Joy Jegede

Personal information
- Date of birth: 16 December 1991 (age 34)
- Position: Defender

Senior career*
- Years: Team / Apps / (Gls)
- Bobruichanka Bobruisk
- 2015-: Delta Queens

International career^{‡}
- Nigeria

= Joy Jegede =

Nigerian footballer

Joy Jegede (born 16 December 1991) is a Nigerian international footballer who plays as a defender. She is a member of the Nigeria women's national football team, and previously of the under-20 side. She was part of the team at the 2012 African Women's Championship. On club level, she captains Nigerian-based Delta Queens, and previously played for Bobruichanka Bobruisk in Belarus.

==Career==
===Club===
Joy Jegede was one of several Nigerian players in the squad of Bobruichanka Bobruisk, of the Belarusian Premier League. Nigerian fullback Queen Ejovwo Willian praised Jegede for making her feel accepted when she joined the side. Since at least 2015, Jegede has played for Nigerian-based Delta Queens. She is the captain of the team.

===International===
Jegede was the captain of the Nigeria women's national under-20 football team at the 2010 FIFA U-20 Women's World Cup, where the team ended up being defeated by Germany in the final. Jegede soon moved onto the senior team, including being called up for the squad for qualifiers for the 2012 Summer Olympics in London, United Kingdom. She also formed part of the squad for the African Women's Championship that year.
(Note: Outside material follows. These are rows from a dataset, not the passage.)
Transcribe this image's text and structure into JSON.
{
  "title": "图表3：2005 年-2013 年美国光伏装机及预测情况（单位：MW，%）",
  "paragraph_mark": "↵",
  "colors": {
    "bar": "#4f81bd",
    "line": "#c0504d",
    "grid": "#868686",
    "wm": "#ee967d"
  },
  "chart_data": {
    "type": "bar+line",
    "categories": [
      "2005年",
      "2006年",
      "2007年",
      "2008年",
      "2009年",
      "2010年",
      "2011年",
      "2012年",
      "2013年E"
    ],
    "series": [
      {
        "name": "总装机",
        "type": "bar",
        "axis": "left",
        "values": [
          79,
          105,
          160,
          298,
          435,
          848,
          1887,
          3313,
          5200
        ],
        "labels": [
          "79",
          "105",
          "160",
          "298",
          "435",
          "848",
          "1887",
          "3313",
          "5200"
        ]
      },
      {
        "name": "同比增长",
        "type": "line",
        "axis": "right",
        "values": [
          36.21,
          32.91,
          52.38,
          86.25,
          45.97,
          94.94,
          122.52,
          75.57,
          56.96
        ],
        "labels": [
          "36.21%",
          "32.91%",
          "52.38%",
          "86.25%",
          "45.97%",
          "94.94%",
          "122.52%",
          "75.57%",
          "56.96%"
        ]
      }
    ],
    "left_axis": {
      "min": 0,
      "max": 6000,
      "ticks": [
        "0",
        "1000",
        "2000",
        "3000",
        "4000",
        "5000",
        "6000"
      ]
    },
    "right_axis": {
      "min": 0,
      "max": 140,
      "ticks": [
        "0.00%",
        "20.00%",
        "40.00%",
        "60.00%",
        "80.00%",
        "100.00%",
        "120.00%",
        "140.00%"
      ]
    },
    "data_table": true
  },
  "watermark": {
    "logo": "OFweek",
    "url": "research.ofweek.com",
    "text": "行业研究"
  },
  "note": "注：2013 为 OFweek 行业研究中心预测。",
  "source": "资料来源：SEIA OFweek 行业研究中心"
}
She has not been a permanent fixture in the national side, but was recalled once again for the qualifiers against Equatorial Guinea in 2015 for the following Olympic Games. She has continued to be involved in the national side since, being called up to the team for the 2016 Africa Women Cup of Nations.

==Personal==
Jegede is the daughter of PA Jegede, a former superintendent of police.